By Kawser Abdulahi
With the Winter Olympics kicking off in PyeonChang last week the world’s eye turned to the Korean Peninsula. Although we’re all familiar with the big sports like bobsleigh, figure skating and the skeleton, curling is possibly one of the most (if not the most) puzzling sport at the Winter Olympics.
Originating from Scotland in the mid-16th Century, where misshapen stones from riverbeds were used to slide them across frozen waters. From a game once only played in Scotland alone, Curling made its debut as an Olympic sport during the Chamonix Winter Games in 1924 held in France. However, it wasn’t until 1998, 82 years later, when the sport was added to the official Olympic programme.
Curling is a team sport whereby two teams made up of four players slide stones on a rectangular sheet of ice towards a target area or house at either end which is segmented into four circular rings.
Nicknamed ‘The roaring game’ because of the rumbling sound the 44-pound granite stones make as they travel across the ice, curling played indoors has the artificially created ice is sprinkled with water droplets onto surface which then freeze into tiny bumps on the ice surface.
This ‘pebbled ice’ helps the stone’s grip and results in more consistent curling. Curling players also use brooms to help the stone glide further. There are two types of broom, the most common one is a brush known as ‘push broom’ and the Canadian/straw/corn broom with long bristles which looks more like a normal broom than equipment for an Olympic sport.
The curling rock or stone is made from a dense, rare type of granite quarried from the country of the sports origin in Scotland’s Ailsa Craig and is polished weighing 19.1kg. Players also wear special curling shoes which grip the ice well. Extremely slippery surfaces such as Teflon are used on the sliding foot whilst shooting which are built into some shoes and strapped on.
Aside from the player’s attire the sport which has been often termed as ‘chess on ice’ has increasingly become more high tech and reliant upon the science behind friction as well as the interactions between the stone and ice that determine the outcome of the match.

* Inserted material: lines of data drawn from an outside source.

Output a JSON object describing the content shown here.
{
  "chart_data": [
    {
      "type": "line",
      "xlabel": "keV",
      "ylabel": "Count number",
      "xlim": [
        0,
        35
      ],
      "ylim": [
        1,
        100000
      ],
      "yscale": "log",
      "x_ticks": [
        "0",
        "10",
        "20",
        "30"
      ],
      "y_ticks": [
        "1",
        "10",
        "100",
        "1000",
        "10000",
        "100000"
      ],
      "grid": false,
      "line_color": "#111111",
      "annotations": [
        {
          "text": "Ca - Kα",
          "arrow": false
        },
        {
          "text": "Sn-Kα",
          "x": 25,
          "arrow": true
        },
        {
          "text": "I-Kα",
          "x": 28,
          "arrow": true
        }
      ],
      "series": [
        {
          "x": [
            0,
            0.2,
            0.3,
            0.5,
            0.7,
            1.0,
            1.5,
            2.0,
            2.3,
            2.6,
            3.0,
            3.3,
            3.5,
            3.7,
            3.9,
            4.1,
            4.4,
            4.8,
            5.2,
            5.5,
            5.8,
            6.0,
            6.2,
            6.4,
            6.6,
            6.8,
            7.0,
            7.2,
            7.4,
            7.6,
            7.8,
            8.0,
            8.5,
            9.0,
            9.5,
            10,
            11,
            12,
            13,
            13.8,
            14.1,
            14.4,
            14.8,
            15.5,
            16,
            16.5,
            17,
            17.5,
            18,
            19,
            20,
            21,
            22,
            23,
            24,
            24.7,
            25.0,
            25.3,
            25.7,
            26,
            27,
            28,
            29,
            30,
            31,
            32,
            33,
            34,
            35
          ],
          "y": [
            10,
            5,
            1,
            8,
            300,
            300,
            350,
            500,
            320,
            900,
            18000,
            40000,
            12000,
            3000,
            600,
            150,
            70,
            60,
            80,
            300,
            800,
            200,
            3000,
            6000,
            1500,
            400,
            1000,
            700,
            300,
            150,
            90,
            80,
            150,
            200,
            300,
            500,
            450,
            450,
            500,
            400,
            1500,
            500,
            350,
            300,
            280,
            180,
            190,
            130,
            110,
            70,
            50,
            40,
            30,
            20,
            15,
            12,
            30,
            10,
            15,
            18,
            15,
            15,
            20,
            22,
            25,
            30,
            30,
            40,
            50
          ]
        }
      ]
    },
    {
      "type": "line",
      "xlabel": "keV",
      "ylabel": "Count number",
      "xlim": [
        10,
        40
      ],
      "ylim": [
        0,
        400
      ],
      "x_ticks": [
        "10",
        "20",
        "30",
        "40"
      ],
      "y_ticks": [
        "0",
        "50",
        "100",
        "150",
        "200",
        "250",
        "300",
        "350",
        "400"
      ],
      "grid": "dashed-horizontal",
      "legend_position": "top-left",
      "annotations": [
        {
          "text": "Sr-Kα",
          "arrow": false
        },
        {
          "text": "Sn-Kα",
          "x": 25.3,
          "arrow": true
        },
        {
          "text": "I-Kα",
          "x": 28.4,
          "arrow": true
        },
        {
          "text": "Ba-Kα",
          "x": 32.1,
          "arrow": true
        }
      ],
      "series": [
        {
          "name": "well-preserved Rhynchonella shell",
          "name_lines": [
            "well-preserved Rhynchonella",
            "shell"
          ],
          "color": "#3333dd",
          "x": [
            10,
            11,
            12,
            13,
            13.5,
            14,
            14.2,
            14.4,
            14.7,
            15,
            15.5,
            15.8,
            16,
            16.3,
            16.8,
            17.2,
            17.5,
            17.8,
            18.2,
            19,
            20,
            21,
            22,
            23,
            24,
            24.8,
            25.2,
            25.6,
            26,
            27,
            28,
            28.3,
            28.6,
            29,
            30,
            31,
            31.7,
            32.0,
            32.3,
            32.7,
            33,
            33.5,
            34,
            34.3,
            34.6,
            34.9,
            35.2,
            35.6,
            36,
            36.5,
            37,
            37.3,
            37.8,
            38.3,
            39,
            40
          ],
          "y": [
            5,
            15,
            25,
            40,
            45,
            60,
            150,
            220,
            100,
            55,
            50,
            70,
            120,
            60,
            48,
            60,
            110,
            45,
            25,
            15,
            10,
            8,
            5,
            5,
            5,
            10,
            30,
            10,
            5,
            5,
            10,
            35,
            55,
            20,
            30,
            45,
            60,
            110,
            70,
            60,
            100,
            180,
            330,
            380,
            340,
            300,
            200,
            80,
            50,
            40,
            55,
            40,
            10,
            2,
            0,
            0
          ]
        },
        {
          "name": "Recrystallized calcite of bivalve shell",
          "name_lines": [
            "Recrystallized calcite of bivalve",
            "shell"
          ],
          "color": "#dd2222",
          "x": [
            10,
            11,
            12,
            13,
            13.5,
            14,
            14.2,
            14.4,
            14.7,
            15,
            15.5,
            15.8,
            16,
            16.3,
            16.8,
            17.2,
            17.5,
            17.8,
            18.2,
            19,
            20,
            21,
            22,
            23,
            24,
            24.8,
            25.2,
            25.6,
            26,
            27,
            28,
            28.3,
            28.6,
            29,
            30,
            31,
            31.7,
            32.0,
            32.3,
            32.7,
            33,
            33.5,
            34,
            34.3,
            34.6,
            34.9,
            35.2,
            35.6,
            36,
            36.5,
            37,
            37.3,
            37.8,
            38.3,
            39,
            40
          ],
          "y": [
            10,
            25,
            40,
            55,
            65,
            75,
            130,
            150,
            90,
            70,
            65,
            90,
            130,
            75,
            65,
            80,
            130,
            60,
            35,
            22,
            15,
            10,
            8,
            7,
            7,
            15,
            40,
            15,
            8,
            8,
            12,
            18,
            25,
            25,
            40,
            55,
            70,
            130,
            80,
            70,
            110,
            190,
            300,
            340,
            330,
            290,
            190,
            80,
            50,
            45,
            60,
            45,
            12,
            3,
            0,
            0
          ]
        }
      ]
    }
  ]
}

With dominating teams of the sport originating from Scandinavia, Scotland and North America, it’s unsurprising that research into the science behind curling has emerged from scientists from these regions.
Researchers in Sweden, where the Women’s Team has won gold at the Winter Games in Turin(2006) and Vancouver(2010), after being approached by the Swedish Curling Federation were part of a team looking at how ‘The asymmetrical friction mechanism that puts the curl in the curling stone’.
Nyberg and his colleagues used the same approach to work out stone curls as their more typical work on wear and friction in industrial and technical processes. They looked at the surface in a high resolution to observe the specific machinations and found that the curved path taken by the curling stone is due to the microscopic texture and roughness of the polished stone which created microscopic scratches in the ice.
As the stone glides across the ice it leaves scratches that cause it to turn as the rear of the stone passes over the initial scratches leading to a change in the stones path, changing its direction. This ‘scratch guiding’ is what generates the force needed for the curl.
John Bradley and his team, approached by the Scottish Institute of Sport(SIS), have also looked at another aspect of curling, the broom and the role of the sweeper, using a sweeperogometer. The
sweeperogometer is a normal curling broom with attachments to measure the movement of the strokes on ice.
Bardley and his team found that sweeping harder is more effective at certain points with faster sweeps at others to gain the best results. They also noted that sweeping hard and fast is physically taxing but is very effective at impacting the stone’s path which is essential in a sport where mere fractions and centimetres are the difference between taking home the Gold or Silver.